Bizim sektörümüze baktığımızda şu söz aklıma geliyor “nereye gittiğini bilmiyorsanız her yol sizin için makbuldür” oysaki planlar hiç bir şeydir, planlama her şeydir. Biz işletmelerin hedefi şu olmalıdır uzun dönem yaşamını devam ettirmek sürdürebilir bir rekabete girebilmek için elindeki doğal kaynakları insan kaynaklarını sermayesini alt yapısı ham madde vesaire kaynaklarını etkili ve verimli kullanabilmekten geçer. Eğer rakiplerinle rekabet etmek istiyorsan yapıştır kopyalama mantığıyla değil yeniliklerle rekabet, hizmet üstünlüğüyle rekabet, tedbirli hızlı karar verme üstünlüğüyle rekabet, kalite üstünlüğüyle rekabet, maliyet üstünlüğüyle rekabet, müşteri memnuniyetiyle rekabet, yeni teknolojilerle rekabet vesaire bu kriterlerin varsa rekabet edebilirsin.


 

Bugün bizim sektörümüze baktığımızda eğer resmi kayıtlı işletmeler işletme giderleri devlete olan yükümlülüklerinden dolayı giderleri gelirlerinden fazla olduğu için yılın altı ayını borçlarını ödemek için geri kalan altı ayını da fazla borçlanmamak için mesai yapıyorsa bu durumda rekabet etmeleri minimuma düşüyor. Yatırım yapma şansları yok denecek seviyeye düşüyor. Bir sektör düşünün %80’ni kayıt dışı çalışıp resmiyette hiçbir mali yükümlülüğü olmadığı için haksız rekabet hükümlerini çiğneyip, gününü gün edip, yatırım yapıyorsa nasıl olsa Türk Ticaret Kanunu’nun 56. Maddesine göre haksız rekabetten dolayı dava açsalar ne yazar denetim olmadığı müddetçe, bu kervan böyle yürür diyorsa ne yazık ki hazin bir tabloyla karşı karşıya kaldığımız aşikardır. O zaman birilerinin değil topyekün koro halinde mücadele zamanı gelmedi mi? Yoksa bütün bunlara sakın kader demeyin, kaderin üstünde bir kader vardır. Ne yapsalar boş göklerden gelen bir karar vardır gününü gün etseler ne olur bunlara dur diyecek bir ana kadememiz vardır mı diyeceğiz? PHTYD olarak reatiliye geçirmesini de biliriz ama ahde vefadan dolayı sabrın sonu selamettir, sabır başarının anahtarıdır, sabır zorluklara karşı dayanmaktır, sabır başarıya ulaşmak için bazı zorlukları aşmaktır, sabır müminin silahıdır sen sabırlı ol yeter devran dönecektir.

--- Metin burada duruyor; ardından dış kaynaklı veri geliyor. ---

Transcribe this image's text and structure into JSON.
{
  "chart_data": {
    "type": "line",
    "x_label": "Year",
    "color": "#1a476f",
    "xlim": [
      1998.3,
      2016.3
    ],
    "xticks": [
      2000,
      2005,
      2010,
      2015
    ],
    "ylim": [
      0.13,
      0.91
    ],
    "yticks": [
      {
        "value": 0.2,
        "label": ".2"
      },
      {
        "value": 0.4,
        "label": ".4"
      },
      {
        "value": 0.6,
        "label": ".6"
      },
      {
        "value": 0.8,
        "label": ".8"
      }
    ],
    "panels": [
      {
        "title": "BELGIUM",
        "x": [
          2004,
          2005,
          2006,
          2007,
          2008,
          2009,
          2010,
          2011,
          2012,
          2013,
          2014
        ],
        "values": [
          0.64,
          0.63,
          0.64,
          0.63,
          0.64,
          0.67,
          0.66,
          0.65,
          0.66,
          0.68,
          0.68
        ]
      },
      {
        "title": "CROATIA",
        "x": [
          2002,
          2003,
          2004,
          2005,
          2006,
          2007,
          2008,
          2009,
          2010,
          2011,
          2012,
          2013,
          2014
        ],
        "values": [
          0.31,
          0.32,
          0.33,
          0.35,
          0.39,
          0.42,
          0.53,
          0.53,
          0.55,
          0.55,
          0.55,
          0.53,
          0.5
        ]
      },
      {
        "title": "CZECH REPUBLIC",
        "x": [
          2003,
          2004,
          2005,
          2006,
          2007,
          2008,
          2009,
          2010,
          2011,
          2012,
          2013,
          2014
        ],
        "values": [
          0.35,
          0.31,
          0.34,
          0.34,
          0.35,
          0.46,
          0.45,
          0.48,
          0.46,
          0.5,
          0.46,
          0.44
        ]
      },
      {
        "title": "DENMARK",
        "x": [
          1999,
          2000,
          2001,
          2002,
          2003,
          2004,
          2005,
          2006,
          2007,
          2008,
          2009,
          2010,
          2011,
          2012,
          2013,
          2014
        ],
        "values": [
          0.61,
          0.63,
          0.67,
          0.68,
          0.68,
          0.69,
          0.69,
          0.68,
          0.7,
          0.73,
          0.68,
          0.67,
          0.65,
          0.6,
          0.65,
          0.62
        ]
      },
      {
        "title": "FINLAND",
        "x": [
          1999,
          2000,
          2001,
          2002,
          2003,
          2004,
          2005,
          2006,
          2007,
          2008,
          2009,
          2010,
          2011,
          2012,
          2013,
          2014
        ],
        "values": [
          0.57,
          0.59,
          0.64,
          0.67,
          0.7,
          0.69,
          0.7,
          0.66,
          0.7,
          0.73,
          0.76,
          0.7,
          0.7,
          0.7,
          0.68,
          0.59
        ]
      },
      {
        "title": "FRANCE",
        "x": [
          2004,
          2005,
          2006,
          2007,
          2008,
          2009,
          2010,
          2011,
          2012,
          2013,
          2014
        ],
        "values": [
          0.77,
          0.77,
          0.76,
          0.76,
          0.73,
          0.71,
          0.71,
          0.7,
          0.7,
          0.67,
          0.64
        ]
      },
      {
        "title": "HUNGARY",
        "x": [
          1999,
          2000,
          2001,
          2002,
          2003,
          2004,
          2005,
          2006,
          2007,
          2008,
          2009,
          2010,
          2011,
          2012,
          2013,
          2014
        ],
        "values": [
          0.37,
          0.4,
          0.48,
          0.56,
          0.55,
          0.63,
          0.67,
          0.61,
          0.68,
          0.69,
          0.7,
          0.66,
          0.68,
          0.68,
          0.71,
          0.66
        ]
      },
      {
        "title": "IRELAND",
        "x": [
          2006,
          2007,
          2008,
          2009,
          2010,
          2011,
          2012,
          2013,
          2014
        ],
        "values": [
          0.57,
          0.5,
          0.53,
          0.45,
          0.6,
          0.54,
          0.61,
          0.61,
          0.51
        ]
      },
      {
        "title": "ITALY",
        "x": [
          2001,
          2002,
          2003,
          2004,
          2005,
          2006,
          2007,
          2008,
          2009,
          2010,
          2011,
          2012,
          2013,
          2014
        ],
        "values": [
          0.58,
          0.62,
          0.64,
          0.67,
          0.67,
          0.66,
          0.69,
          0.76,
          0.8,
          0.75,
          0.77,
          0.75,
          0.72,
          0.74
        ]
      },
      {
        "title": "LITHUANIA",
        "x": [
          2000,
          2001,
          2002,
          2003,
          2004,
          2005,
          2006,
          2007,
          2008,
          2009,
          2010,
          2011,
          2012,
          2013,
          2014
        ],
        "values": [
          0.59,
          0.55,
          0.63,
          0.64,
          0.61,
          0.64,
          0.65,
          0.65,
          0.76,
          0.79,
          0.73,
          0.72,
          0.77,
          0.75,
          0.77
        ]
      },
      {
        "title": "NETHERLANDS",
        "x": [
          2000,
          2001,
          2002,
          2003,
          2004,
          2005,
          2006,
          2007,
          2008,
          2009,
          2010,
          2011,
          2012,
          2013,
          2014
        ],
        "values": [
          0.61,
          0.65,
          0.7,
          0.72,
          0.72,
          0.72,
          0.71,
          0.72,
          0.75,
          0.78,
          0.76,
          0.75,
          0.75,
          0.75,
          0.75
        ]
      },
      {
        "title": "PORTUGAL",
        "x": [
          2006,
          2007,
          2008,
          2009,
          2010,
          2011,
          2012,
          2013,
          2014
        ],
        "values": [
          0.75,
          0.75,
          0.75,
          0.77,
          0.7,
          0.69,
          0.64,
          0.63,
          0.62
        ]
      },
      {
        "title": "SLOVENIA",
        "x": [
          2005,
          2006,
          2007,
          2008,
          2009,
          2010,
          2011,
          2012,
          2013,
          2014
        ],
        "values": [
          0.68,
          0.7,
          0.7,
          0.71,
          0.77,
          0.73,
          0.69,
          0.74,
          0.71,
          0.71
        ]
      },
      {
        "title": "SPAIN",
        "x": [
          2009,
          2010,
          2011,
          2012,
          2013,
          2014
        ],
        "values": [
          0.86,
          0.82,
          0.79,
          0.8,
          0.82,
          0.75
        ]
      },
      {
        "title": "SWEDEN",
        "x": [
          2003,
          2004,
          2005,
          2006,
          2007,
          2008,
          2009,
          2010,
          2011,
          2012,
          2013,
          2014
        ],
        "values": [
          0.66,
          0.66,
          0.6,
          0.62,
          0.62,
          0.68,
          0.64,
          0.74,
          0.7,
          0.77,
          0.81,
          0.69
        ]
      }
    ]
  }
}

Sana yapılan haksızlıkları mevlam görecektir, ahın yerde kalmaz sıra onlara gelecektir, PHTYD olarak şu ana kadar hiç kimseyi yolda bırakmadık, herkes menfaatinin bittiği durakta indi. Kimsenin yaptığı iyilik ve kötülük yanına kalmaz, keser döner sap döner gün gelir hesap döner, yeter ki rekabetini adil bir şekilde yap.